En échange de ce label, ils pourront afficher à leurs utilisateurs les niveaux de confiance des utilisateurs d’autres services Caliopen adhérants de l’association et rejoindre un réseau privé regroupant tous les services Caliopen.

SecuriteOff : quel sera le modèle économique ?

L.C : Mon objectif n’est pas économique. Il vise à redonner un peu de vie privée aux utilisateurs de messagerie. Mais je dois envisager des modèles économiques, car si nous n’avons pas assez de développeurs, je serai obligé de faire des appels de fonds auprès du public ou auprès des investisseurs. Pour ces derniers, je devrais leur expliquer comment gagner de l’argent.
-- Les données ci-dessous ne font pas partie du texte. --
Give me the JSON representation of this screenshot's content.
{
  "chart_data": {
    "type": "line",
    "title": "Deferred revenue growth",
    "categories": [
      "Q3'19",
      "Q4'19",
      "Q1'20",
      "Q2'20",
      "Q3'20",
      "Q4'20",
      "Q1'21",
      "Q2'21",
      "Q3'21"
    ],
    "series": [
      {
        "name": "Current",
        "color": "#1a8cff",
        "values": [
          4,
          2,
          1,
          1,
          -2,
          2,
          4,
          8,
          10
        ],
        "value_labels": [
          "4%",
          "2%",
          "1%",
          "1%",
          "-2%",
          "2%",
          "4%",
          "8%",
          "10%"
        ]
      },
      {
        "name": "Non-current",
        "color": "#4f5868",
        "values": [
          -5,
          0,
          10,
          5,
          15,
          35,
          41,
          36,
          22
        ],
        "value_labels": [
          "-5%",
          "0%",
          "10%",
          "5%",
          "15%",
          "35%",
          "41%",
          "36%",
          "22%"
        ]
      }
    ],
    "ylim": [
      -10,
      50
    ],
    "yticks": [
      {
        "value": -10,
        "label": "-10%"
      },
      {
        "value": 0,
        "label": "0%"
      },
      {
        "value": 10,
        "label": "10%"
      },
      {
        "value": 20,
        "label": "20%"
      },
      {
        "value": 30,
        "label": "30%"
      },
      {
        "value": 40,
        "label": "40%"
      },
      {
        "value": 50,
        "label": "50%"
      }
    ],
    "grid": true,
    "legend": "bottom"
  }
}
Plusieurs pistes pourraient être envisagées. Des entreprises qui utiliseraient Caliopen pourraient proposer un service destiné au grand public avec un modèle freemium. Par exemple, jusqu’à 3 Go de données, c’est gratuit. Au-delà, ou si vous voulez des options comme la gestion des SMS qui exige une infrastructure plus lourde, c’est payant. Autre éventualité : disposer d’un nom de domaine avec Caliopen. Quelques entreprises s’intéressent à notre projet comme Qwant qui y voit un moyen de renforcer son modèle économique en proposant un service à valeur ajoutée.

SecuriteOff : quels sont vos principaux défis aujourd’hui ?
L.C : Le principal défi n’est pas tellement technique, mais humain. Les développeurs n’ont pas beaucoup de temps à accorder à Caliopen. Heureusement, nous bénéficions maintenant d’un peu de « temps de développeurs » accordé par Gandi. Pour l’instant, Caliopen est franco-français, car nos développeurs habitent en France. Mais notre projet a vocation à devenir international en convainquant d’autres informaticiens. C’est le but de notre version alpha que nous espérons présenter en mai prochain. Il est trop tôt pour donner une date pour la version définitive. Tout dépendra de l’intérêt des développeurs et du monde libre pour la version alpha.